I can't say for sure that's right, but that's what the studies showed. That a light weight to failure is the same hypertrophic stimulus as a heavy weight to failure. Since muscle fibers display the same full tension when fully activated, it makes sense to me.
there's this showing medium had actually more hypertrophy than heavy
https://www.ncbi.nlm.nih.gov/pmc/articles/PMC5131226/
And then Brad's study showing light and heavy had pretty much the same hypertrophy
https://www.ncbi.nlm.nih.gov/pubmed/25853914
Here's Brad's article about his study
http://www.lookgreatnaked.com/blog/does-light-load-training-build-muscle-in-experienced-lifters/
Borge even talked to me a bit about this via email last spring, he said he pretty much doesn't bother recommending heavy anymore. Here is his edited/updated thoughts on this on his page about myoreps
http://borgefagerli.com/myo-reps-in-english/
All this also matches the studies on TTI I found many years ago and talked about on here.

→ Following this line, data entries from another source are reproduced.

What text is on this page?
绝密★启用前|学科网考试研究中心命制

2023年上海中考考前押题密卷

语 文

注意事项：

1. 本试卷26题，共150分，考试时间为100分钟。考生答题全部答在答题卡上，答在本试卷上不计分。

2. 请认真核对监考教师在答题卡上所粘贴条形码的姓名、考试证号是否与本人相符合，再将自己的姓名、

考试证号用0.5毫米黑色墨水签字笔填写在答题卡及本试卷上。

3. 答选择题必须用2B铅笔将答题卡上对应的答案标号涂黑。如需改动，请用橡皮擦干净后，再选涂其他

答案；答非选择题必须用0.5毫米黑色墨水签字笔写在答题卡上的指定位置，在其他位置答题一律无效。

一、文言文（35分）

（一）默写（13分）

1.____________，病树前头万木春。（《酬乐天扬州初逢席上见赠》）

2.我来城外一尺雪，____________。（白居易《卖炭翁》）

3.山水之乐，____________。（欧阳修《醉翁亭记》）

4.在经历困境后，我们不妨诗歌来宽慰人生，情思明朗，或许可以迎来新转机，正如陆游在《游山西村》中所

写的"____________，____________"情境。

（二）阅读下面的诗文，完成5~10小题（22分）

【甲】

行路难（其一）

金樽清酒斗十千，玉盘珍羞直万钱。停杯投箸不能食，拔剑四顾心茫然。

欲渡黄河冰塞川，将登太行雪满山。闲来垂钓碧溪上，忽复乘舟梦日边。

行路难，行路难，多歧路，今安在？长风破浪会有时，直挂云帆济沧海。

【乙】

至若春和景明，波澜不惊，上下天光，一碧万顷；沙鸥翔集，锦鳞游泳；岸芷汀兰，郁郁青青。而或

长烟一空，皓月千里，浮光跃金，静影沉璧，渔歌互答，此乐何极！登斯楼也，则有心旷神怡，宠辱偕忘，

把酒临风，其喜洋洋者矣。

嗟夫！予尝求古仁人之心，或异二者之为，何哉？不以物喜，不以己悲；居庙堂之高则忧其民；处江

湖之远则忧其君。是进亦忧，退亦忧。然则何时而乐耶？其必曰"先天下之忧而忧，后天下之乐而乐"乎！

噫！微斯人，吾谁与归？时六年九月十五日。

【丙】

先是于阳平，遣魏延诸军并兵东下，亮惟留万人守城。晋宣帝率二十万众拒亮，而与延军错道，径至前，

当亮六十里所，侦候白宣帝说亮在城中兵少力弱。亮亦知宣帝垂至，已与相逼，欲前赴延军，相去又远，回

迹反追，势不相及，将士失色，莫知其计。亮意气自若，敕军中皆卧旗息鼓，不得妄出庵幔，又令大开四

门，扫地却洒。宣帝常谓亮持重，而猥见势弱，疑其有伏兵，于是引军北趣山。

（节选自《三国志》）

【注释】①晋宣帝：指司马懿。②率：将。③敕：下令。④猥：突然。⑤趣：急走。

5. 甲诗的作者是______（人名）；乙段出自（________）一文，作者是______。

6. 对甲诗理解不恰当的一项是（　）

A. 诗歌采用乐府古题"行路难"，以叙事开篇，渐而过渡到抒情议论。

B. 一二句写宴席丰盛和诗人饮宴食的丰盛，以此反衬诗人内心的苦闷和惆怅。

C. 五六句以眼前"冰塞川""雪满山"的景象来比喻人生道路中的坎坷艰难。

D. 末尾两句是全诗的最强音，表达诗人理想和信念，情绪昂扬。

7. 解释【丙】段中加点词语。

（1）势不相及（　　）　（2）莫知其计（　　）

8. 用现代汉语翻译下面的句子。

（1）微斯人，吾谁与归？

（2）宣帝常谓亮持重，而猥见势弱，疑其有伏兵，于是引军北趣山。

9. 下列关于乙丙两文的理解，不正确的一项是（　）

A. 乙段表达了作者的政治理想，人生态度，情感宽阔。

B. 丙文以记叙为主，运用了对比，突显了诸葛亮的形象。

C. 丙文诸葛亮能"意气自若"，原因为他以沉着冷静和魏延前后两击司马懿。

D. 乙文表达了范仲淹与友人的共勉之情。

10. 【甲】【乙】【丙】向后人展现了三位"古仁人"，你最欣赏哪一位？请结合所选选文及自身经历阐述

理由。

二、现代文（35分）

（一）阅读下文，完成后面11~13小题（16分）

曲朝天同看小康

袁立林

So 'if' that is right, then the last day of your 15's has the same stimulation level as the last day of your 5's. Which is why I was thinking, it's not the loads going up over 6 weeks that are the 'magic' it's the 2 week blocks of ramped up stimulation via 'loadxreps', or work so to speak, so as long as you repeated that, it would be the same to the muscles as moving up in RM's each time.
Plus the way this summer I dropped my loads about 40%, increased 'fatigue' grew the best I have in years, did no RM increases, just added a little weight when I could as I went and it 'worked'. The lighter loads with more 'fatigue' trumped the heavier loads previously without the high fatigue.
Man hope that feels better, I'm battling quite a few nagging injuries too, so I feel for ya on that! Sounds like a good plan your on, hope that heals up for ya! Me, I'm a 'bad warmer upper', I just do a set first for a few reps to warm up and only on the scary exercises.
30.... man you lucky dog you lol. I remember 30... BARELY! I'm 52, ugh... where did the time go!
Autoregulation does seem very cool. It's really the only way to manage those ups and downs in energy and recovery that vary all the time.